In the end, the question really comes down to whether private accounts should be limited in order to "protect" the investing public or much wider, despite the higher risks. Realistically, it's disingenuous to suggest that the American public isn't capable of evaluating investments without government hand-holding: Half of U.S. households already own private equities. Were that a grave threat to the nation's well-being, then the dog-catchers have been sleeping while Rover's been astray.

Arguing against widespread choices for private investments is also a painfully disingenuous act by a government that is responsible for the labyrinthine Federal income tax code. It's a terrible act of either short-sightedness or impaired imagination not to see that the same entrepreneurial spirit that offers the Average Joe affordable tax advice from places like H&R Block and Jackson Hewitt could easily deliver him equally-affordable retirement-investing advice.

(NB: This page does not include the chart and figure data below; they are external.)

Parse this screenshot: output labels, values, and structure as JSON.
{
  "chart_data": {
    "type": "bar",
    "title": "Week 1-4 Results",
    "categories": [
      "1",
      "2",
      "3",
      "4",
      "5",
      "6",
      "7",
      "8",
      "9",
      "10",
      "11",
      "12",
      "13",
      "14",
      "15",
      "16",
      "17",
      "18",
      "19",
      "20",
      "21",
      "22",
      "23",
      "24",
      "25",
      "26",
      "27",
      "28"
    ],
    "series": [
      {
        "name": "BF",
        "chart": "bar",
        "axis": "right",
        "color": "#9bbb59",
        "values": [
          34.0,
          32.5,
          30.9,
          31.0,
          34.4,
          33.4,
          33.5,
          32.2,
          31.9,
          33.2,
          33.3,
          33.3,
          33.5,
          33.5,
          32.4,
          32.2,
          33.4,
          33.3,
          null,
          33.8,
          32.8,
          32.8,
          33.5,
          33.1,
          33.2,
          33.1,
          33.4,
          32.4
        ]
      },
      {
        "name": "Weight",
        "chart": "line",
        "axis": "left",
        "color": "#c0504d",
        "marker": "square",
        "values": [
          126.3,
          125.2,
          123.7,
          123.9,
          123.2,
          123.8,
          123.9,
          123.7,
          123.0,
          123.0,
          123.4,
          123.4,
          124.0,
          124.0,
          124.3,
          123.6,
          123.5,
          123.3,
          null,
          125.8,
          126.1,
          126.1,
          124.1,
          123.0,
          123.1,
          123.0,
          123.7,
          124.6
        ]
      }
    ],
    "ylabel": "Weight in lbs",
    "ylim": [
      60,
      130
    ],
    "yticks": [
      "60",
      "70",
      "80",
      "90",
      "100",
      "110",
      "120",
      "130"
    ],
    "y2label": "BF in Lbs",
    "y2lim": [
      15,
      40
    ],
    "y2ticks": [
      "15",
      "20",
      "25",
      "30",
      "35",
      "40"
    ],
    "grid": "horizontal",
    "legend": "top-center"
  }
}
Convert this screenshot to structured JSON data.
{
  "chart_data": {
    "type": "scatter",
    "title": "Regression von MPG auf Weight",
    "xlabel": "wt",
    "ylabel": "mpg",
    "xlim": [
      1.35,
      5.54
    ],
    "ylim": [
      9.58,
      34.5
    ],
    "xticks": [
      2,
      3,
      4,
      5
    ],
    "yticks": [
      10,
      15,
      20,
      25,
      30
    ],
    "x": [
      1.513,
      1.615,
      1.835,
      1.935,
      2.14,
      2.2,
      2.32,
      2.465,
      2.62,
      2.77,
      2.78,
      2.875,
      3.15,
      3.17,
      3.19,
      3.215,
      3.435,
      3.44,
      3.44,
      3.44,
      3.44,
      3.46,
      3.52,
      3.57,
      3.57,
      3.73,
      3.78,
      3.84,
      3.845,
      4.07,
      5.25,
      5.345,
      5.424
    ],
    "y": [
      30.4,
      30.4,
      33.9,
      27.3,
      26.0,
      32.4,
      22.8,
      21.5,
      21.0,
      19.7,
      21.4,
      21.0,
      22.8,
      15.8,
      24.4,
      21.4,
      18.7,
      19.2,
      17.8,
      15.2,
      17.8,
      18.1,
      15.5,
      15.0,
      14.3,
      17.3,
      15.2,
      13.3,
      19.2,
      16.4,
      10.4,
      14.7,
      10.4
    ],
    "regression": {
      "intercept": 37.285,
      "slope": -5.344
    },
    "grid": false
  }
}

Opponents of private accounts often make a very serious mistake about the very concept of encouraging an environment in which individuals guide their own accounts. They loudly and wrongly proclaim that many people simply aren't sophisticated enough to invest wisely for their own retirement. Ironically, the present Social Security system already forces most Americans to handle their own investments, and the incentives are all wrong: Consequently, the very same system that is supposed to "protect" people from having to make difficult investment decisions actually forces those people to do most of their long-term investing in home equity. If Americans are smart enough in general to finance their own homes, then they should reasonably be considered smart enough to adapt to and learn the basics of financial markets. If Americans are smart enough to pay taxes, own property, and handle the rest of their investments, then why would they not be smart enough to manage their own long-term investments?

Thus, on their merits, the private-account options are the only ones to seriously evaluate. Given the advantages and disadvantages of each above, it seems logical to conclude that the bias should be in favor of wider investment choices rather than a smaller, supposedly "safer" list of options.

Risk Shouldn't Be a Bad Word
It's the same soft-headedness that irrationally seeks to protect children from every possible scratch or bruise that wants adults to be nannied right out of a fair chance to gain some kind of benefit from risk. It's axiomatic to the principle of investing that whatever requires greater risk than the mean must also deliver proportionately higher returns. The public deserves better than to be fooled into believing in a world without investment risk. As circumstances would have it, a long-run investment category like old-age savings is ideal for the sorts of higher-risk, higher-return investments about which the prospective nannies would raise so much fear.

The smart way to approach risk is to adapt to it in ways that allow the individual to spread the chance of loss out over enough choices and enough time that even the occasional isolated disaster doesn't do murder to the long-run outcome. A large basket of small, high-risk firms held over a long period of time is a virtually certain way to do two things: Experience occasional losses from individual firms, and win great profits from the endeavor as a whole. The sirens wailing about the doom of risk are really meritless fools or liars who serve only to make us think that the "risk" involved in putting a few dollars behind a bold business venture is really that much more dangerous to our well-being than the "risk" that pioneers took a century or more ago when they crossed the plains and the mountains in horse-drawn wagons. If we don't have the stomach for at least a little bit of risk, then we really don't have our wits about us.